Namun demikian, penanganan pencarian korban manusia masih bersifat manual. Dengan alasan itu, mahasiswa Institut Teknologi Bandung (ITB), Jawa Barat berkarya dengan membuat sebuah produk pencari korban bencana di laut yang diberi nama HDS (Human Detection System). HDS, gabungan teknologi Machine Learning dan Unmanned Aerial Vehicle (UAV) ini dirancang Muhammad Arkaan Izhraqi (13214056), Nyoman Abiwinanda (13214096), dan Adinda Sekarwangi (13214151).
“Awalnya terinspirasi dari Badan SAR Nasional yang menggunakan drone sebagai suatu sistem UAV dalam pencarian korban di laut. Namun pencariannya masih bersifat manual, tanpa adanya suatu sistem pendeteksi. Sehingga akan membutuhkan waktu yang lama dalam pencariannya,” lanjut Arkaan.
Karya ini dibuat untuk membantu pencarian korban kecelakaan di laut. Mengingat kecelakaan semacam ini kerap terjadi di Indonesia. HDS juga sudah dipamerkan di salah satu stand EEDays 2018 di Aula Timur ITB, sebagai salah satu syarat kelulusan.
Proses pendeteksian korban di HDS ini menggunakan algoritma khusus. Algoritma Deteksi yang disebut You Only Look Once (YOLOv2) ditanam di komputer ground station, dan dioptimasi lebih lanjut dengan boosting tracker berkecepatan 18 FPS (Frames per Second). Objek yang dapat dideteksi menggunakan algoritma ini adalah manusia dan kapal.
“Sejauh ini, HDS baru mampu mendeteksi objek di dekat permukaan laut saja. Sehingga, perlu dilakukan peningkatan pada pengambilan gambar seperti dengan digunakannya kamera inframerah,” jelas Arkaan.
Berbeda dengan UAV pada umumnya, HDS lebih unggul karena dapat bekerja secara otomatis tanpa harus melakukan pemantauan secara terus menerus oleh operator di ground station. Daerah pencarian yang cukup luas dan operator yang tidak memungkinkan untuk memantau pencarian selama 24 jam, HDS menjadi solusi yang efektif untuk memecahkan masalah ini.

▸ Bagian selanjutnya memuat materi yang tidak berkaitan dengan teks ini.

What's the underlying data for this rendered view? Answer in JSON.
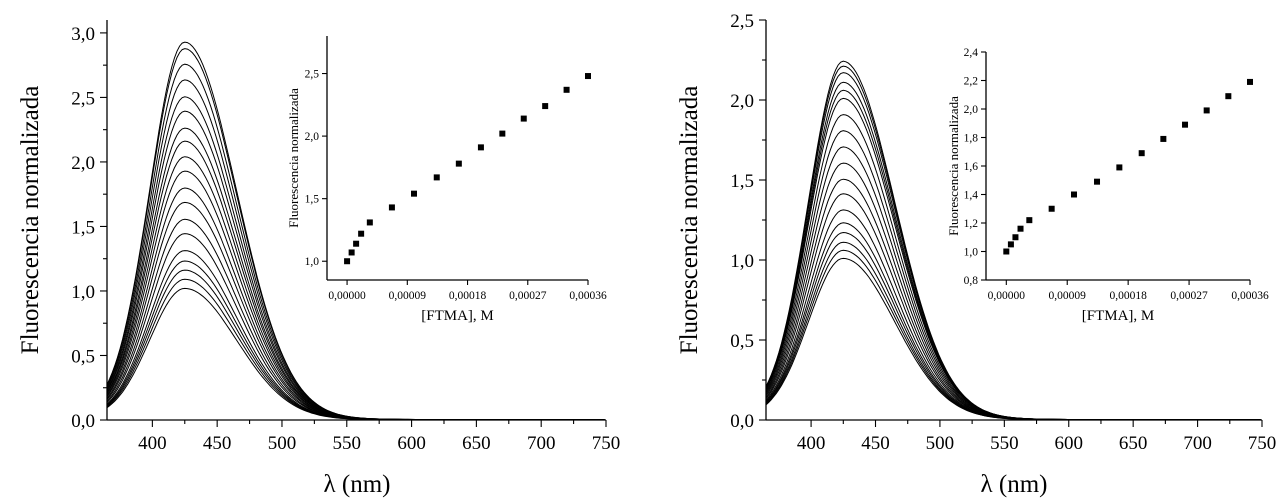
{
  "chart_data": [
    {
      "type": "line",
      "xlabel": "λ (nm)",
      "ylabel": "Fluorescencia normalizada",
      "xlim": [
        365,
        750
      ],
      "ylim": [
        0,
        3.1
      ],
      "xticks": [
        400,
        450,
        500,
        550,
        600,
        650,
        700,
        750
      ],
      "yticks": [
        0.0,
        0.5,
        1.0,
        1.5,
        2.0,
        2.5,
        3.0
      ],
      "ytick_labels": [
        "0,0",
        "0,5",
        "1,0",
        "1,5",
        "2,0",
        "2,5",
        "3,0"
      ],
      "peak_x": 425,
      "series_peak_values": [
        1.01,
        1.08,
        1.15,
        1.22,
        1.3,
        1.43,
        1.54,
        1.67,
        1.78,
        1.91,
        2.02,
        2.14,
        2.24,
        2.37,
        2.48,
        2.61,
        2.73,
        2.85,
        2.9
      ],
      "inset": {
        "type": "scatter",
        "xlabel": "[FTMA], M",
        "ylabel": "Fluorescencia normalizada",
        "xlim": [
          -3e-05,
          0.00036
        ],
        "ylim": [
          0.85,
          2.8
        ],
        "xticks": [
          0,
          9e-05,
          0.00018,
          0.00027,
          0.00036
        ],
        "xtick_labels": [
          "0,00000",
          "0,00009",
          "0,00018",
          "0,00027",
          "0,00036"
        ],
        "yticks": [
          1.0,
          1.5,
          2.0,
          2.5
        ],
        "ytick_labels": [
          "1,0",
          "1,5",
          "2,0",
          "2,5"
        ],
        "x": [
          0,
          6.8e-06,
          1.35e-05,
          2.1e-05,
          3.4e-05,
          6.7e-05,
          0.0001,
          0.000134,
          0.000167,
          0.0002,
          0.000232,
          0.000264,
          0.000296,
          0.000328,
          0.00036
        ],
        "y": [
          1.0,
          1.07,
          1.14,
          1.22,
          1.31,
          1.43,
          1.54,
          1.67,
          1.78,
          1.91,
          2.02,
          2.14,
          2.24,
          2.37,
          2.48
        ]
      }
    },
    {
      "type": "line",
      "xlabel": "λ (nm)",
      "ylabel": "Fluorescencia normalizada",
      "xlim": [
        365,
        750
      ],
      "ylim": [
        0,
        2.5
      ],
      "xticks": [
        400,
        450,
        500,
        550,
        600,
        650,
        700,
        750
      ],
      "yticks": [
        0.0,
        0.5,
        1.0,
        1.5,
        2.0,
        2.5
      ],
      "ytick_labels": [
        "0,0",
        "0,5",
        "1,0",
        "1,5",
        "2,0",
        "2,5"
      ],
      "peak_x": 425,
      "series_peak_values": [
        1.0,
        1.05,
        1.1,
        1.16,
        1.22,
        1.3,
        1.4,
        1.49,
        1.59,
        1.69,
        1.79,
        1.89,
        1.99,
        2.04,
        2.09,
        2.15,
        2.19,
        2.22
      ],
      "inset": {
        "type": "scatter",
        "xlabel": "[FTMA], M",
        "ylabel": "Fluorescencia normalizada",
        "xlim": [
          -3e-05,
          0.00036
        ],
        "ylim": [
          0.8,
          2.4
        ],
        "xticks": [
          0,
          9e-05,
          0.00018,
          0.00027,
          0.00036
        ],
        "xtick_labels": [
          "0,00000",
          "0,00009",
          "0,00018",
          "0,00027",
          "0,00036"
        ],
        "yticks": [
          0.8,
          1.0,
          1.2,
          1.4,
          1.6,
          1.8,
          2.0,
          2.2,
          2.4
        ],
        "ytick_labels": [
          "0,8",
          "1,0",
          "1,2",
          "1,4",
          "1,6",
          "1,8",
          "2,0",
          "2,2",
          "2,4"
        ],
        "x": [
          0,
          6.8e-06,
          1.35e-05,
          2.1e-05,
          3.4e-05,
          6.7e-05,
          0.0001,
          0.000134,
          0.000167,
          0.0002,
          0.000232,
          0.000264,
          0.000296,
          0.000328,
          0.00036
        ],
        "y": [
          1.0,
          1.05,
          1.1,
          1.16,
          1.22,
          1.3,
          1.4,
          1.49,
          1.59,
          1.69,
          1.79,
          1.89,
          1.99,
          2.09,
          2.19
        ]
      }
    }
  ]
}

Karya ini dibuat dengan mengintegrasikan sistem autopilot UAV berupa Hexa Copter dengan perangkat lunak pendeteksian obyek. Sehingga, proses pencarian dapat diotomatisasi, dan proses pencarian memungkinkan dilakukan secara paralel.
Skema Penggunaan HDS
Produk ini menggunakan hexacopter yang dikendalikan secara autopilot. Pertama Hexa Copter akan terbang sesuai dengan waypoint yang ditetapkan oleh operator di ground station sebagai bentuk inisiasi awal.
Video akan ditransmisikan ke ground station kemudian di proses dengan software pendeteksi manusia. Di bagian antarmuka ground station, akan ditampilkan notifikasi berupa bonding box. Bila ada manusia yang terdeteksi maka kemudian akan diikuti bunyi alarm.
Output akhir yang dihasilkan dari antarmuka adalah posisi korban dalam bentuk koordinat. Perancangan HDS ini dibawah bimbingan dosen Teknik Elektro ITB, yakni Arif Sasongko, S.T., M.T., Ph.d. dan Muhammad Iqbal Arsyad, S.T., M.T.
“Berharap karya ini dapat diaplikasikan dikemudian hari. Sehingga, membantu lebih cepat evakuasi korban kecelakaan di laut,” tandasnya.